Support-wise Graphics cards that require, or just perform better using, vendor-supplied drivers have always been a relative "problem". That's because the Linux kernel must remain free of proprietary, patent-encumbered, closed-source, binary blobs. What you will face depends on the requirements you have for your card, how it'll be handled depends on your Linux distribution but with the proper amount of reading downloading the right package and installing it should not be a problem as searching LQ should show.
*And if you don't want to do anything at all then just select a card the kernel supports out of the box. In that case you obviously waive all rights to gripe about driver versions, feature loss, sub-standard performance, etc, etc.
Distribution: Fedora 17, Ubuntu 12 LTS and Ubuntu server 10.04
I usually do this: Look at what's at discount prices atm, good deals etc.

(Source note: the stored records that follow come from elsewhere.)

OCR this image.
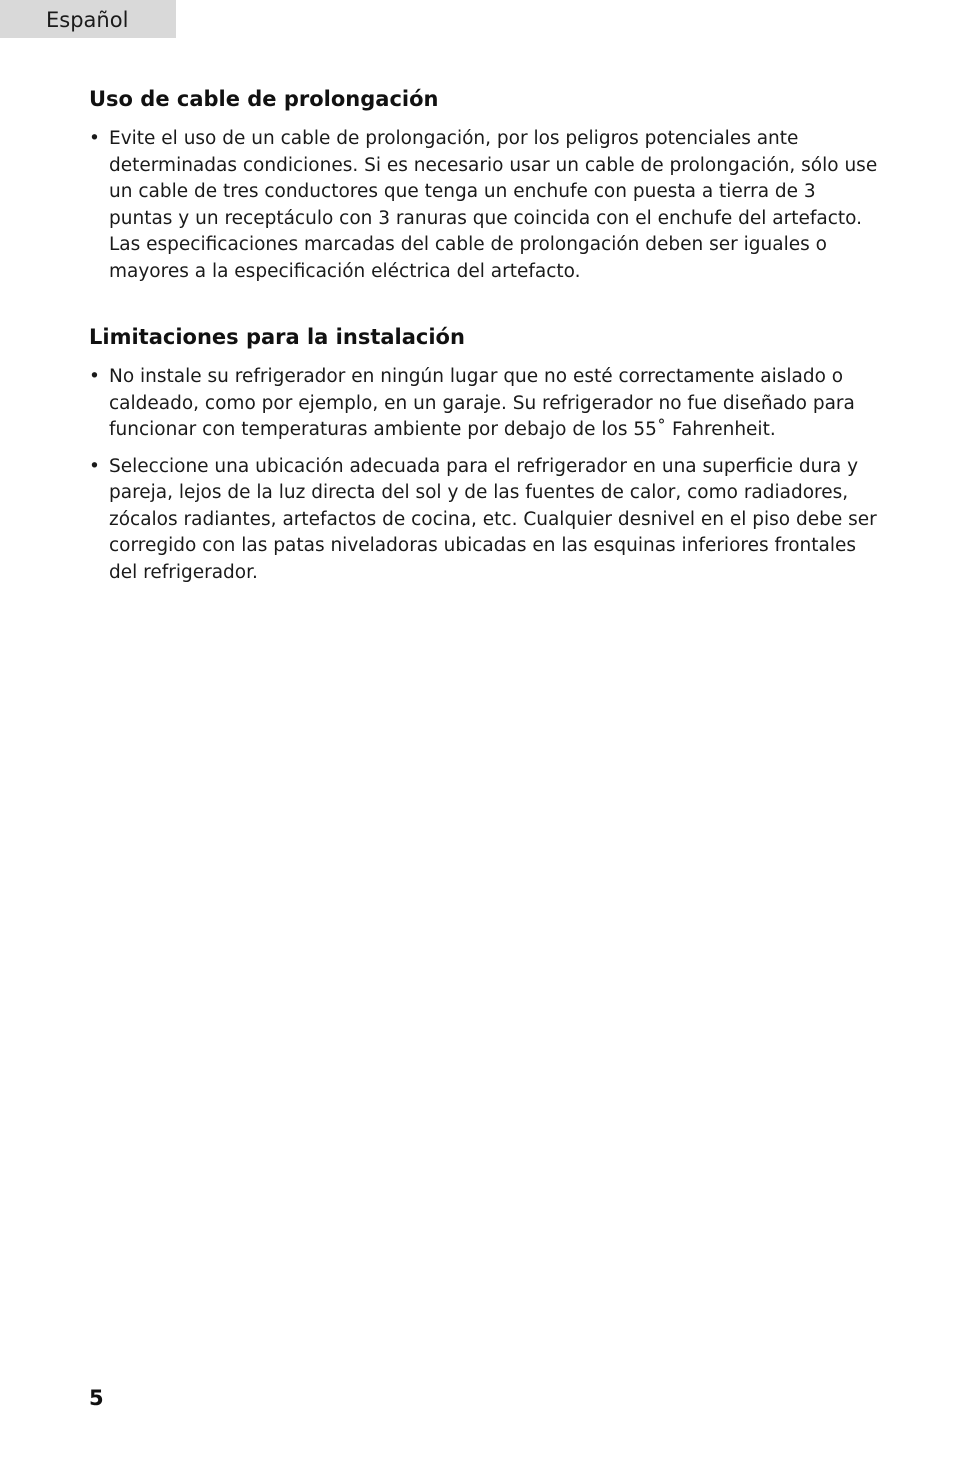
Español
Uso de cable de prolongación
• Evite el uso de un cable de prolongación, por los peligros potenciales ante determinadas condiciones. Si es necesario usar un cable de prolongación, sólo use un cable de tres conductores que tenga un enchufe con puesta a tierra de 3 puntas y un receptáculo con 3 ranuras que coincida con el enchufe del artefacto. Las especificaciones marcadas del cable de prolongación deben ser iguales o mayores a la especificación eléctrica del artefacto.
Limitaciones para la instalación
• No instale su refrigerador en ningún lugar que no esté correctamente aislado o caldeado, como por ejemplo, en un garaje. Su refrigerador no fue diseñado para funcionar con temperaturas ambiente por debajo de los 55˚ Fahrenheit.
• Seleccione una ubicación adecuada para el refrigerador en una superficie dura y pareja, lejos de la luz directa del sol y de las fuentes de calor, como radiadores, zócalos radiantes, artefactos de cocina, etc. Cualquier desnivel en el piso debe ser corregido con las patas niveladoras ubicadas en las esquinas inferiores frontales del refrigerador.
5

Then I google "name of the model + linux" to see whether there are any problems in forums, note the date it was solved (often years before) and choose from that. Always scale up, get more years for your dollars.

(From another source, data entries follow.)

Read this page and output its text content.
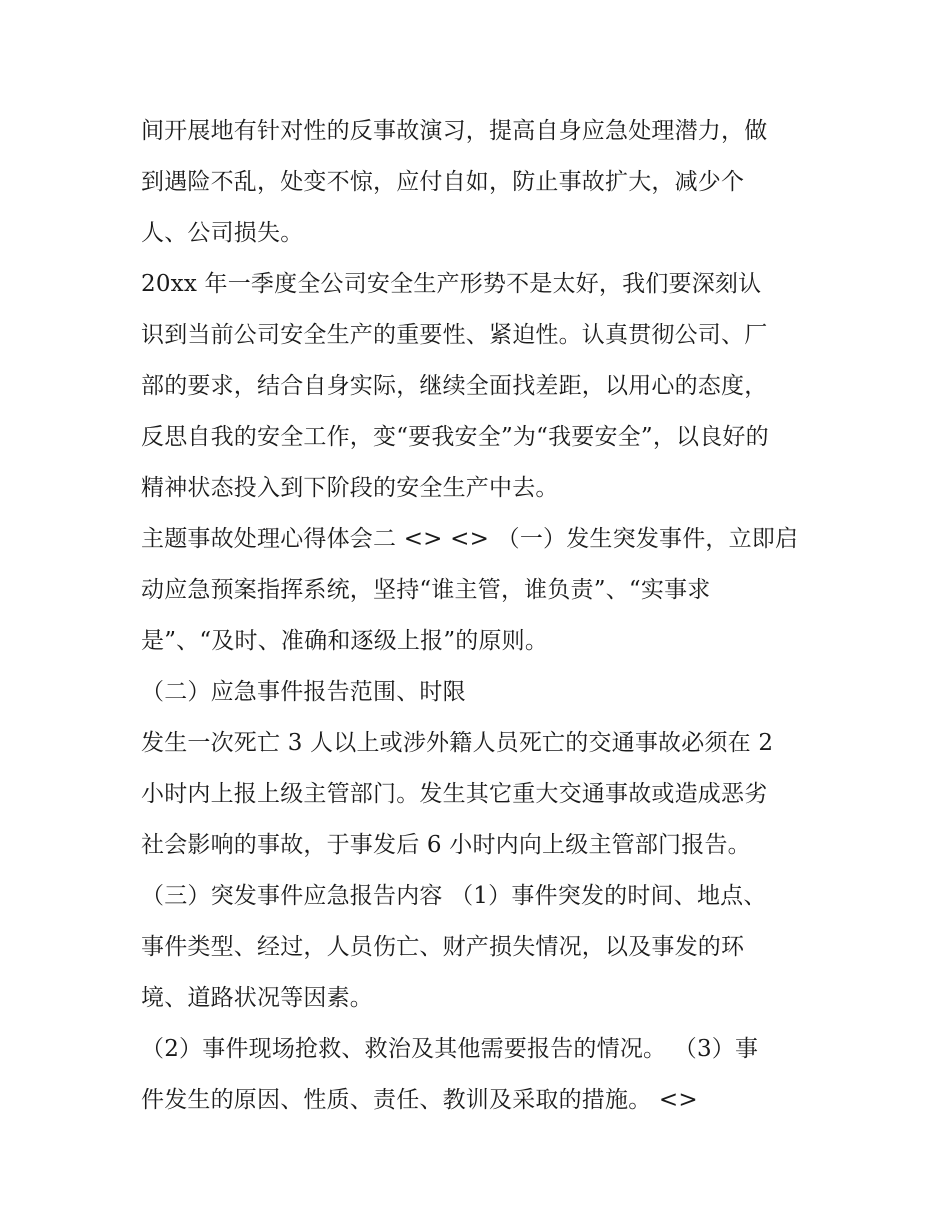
间开展地有针对性的反事故演习，提高自身应急处理潜力，做
到遇险不乱，处变不惊，应付自如，防止事故扩大，减少个
人、公司损失。
20xx 年一季度全公司安全生产形势不是太好，我们要深刻认
识到当前公司安全生产的重要性、紧迫性。认真贯彻公司、厂
部的要求，结合自身实际，继续全面找差距，以用心的态度，
反思自我的安全工作，变“要我安全”为“我要安全”，以良好的
精神状态投入到下阶段的安全生产中去。
主题事故处理心得体会二 <> <> （一）发生突发事件，立即启
动应急预案指挥系统，坚持“谁主管，谁负责”、“实事求
是”、“及时、准确和逐级上报”的原则。
（二）应急事件报告范围、时限
发生一次死亡 3 人以上或涉外籍人员死亡的交通事故必须在 2
小时内上报上级主管部门。发生其它重大交通事故或造成恶劣
社会影响的事故，于事发后 6 小时内向上级主管部门报告。
（三）突发事件应急报告内容 （1）事件突发的时间、地点、
事件类型、经过，人员伤亡、财产损失情况，以及事发的环
境、道路状况等因素。
（2）事件现场抢救、救治及其他需要报告的情况。 （3）事
件发生的原因、性质、责任、教训及采取的措施。 <>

I have gone wrong once with an ATI Radeon card that completely crapped out in OpenSUSE when playing Windows games that was supposed to work fine on Linux under Wine. I sold it and got an nVidia card with the proprietary driver and can now play Wine games in Linux (switched to Fedora 17) with good graphics and speed. The occasional crashes are more Wine related than graphics related.

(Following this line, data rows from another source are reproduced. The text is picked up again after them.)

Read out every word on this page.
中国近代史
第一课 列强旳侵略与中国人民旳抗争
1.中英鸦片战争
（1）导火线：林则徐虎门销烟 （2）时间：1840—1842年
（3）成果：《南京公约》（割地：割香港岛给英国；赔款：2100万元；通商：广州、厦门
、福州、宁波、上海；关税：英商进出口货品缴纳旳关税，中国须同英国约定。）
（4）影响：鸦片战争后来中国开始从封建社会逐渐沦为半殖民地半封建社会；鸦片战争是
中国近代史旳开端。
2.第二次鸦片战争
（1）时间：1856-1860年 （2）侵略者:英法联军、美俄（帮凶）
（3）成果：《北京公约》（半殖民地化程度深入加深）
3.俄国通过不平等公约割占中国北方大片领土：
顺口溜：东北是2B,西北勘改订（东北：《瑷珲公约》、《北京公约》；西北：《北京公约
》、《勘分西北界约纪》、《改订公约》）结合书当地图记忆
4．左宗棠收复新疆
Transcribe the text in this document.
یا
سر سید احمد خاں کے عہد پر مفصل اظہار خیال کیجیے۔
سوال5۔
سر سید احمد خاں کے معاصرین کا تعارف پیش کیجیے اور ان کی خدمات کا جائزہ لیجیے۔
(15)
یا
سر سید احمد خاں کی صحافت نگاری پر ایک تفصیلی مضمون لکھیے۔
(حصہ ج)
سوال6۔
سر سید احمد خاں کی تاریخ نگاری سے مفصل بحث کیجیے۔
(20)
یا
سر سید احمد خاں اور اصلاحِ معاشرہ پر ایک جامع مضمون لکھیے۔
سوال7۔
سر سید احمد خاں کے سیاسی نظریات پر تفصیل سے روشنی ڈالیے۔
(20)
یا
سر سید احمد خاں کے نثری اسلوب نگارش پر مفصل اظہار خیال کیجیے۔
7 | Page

ATI/AMD supposedly plays better with the Linux kernel, but my personal experience (so far) is that nvidia is superior. One caveat; if you install kernel updates in Ubuntu and Fedora you absolutely should search for updates after they have been installed, because the proprietray nVidia drivers are always one step after. Unless you know this, you'll probably experience problems. For a hassle-free experience, use the nouveau driver, or consider ATI/AMD.. Again, google is your friend.
Whichever you go for, if you use the HDMI out on your graphics card, be advised that Linux will often output to VGA or the DVI initially.
For SSDs, I always go Intel, 'cause I've had irrecoverable errors with cheaper SSDS. Experts now say OCZ's good models are just as stable but I haven't tried them.
I run CentOS 5.x and I've had nothing but problems with ATI/AMD drivers. So much so that I replaced 60+ video cards with cheap NVIDIA 8400's on some Dells we bought. I find that the proprietary video drivers for NVIDIA install easier and work better. I have had constant issues with getting the ATI drivers to compile. That being said, those were older HD3xxx cards at the time, so their support may have improved.
The huge downside of NVIDIA is that whenever you upgrade the kernel, the video drivers will not work without being reinstalled. X-server will not start. This is probably true for any proprietary video driver. There used to be a good nvidia-kmod out there. Not sure if it's still active.
The NVIDIA drivers also are much easier to get multi-monitor support.
I have had similar problems with ATI drivers & Debian. A few years ago I replaced a new & expensive ATI card with NVIDIA because of this. Lately I have bought an Intel Ivy Bridge CPU with HD4000 graphics and have not had any problems relating to drivers. So far I have not had any problems with incompatible items on motherboards from ASUS & Asrock. Most Intel components (network, sound) seems to be supported out of the box. Even wifi is rarely an issue compared to a few years ago.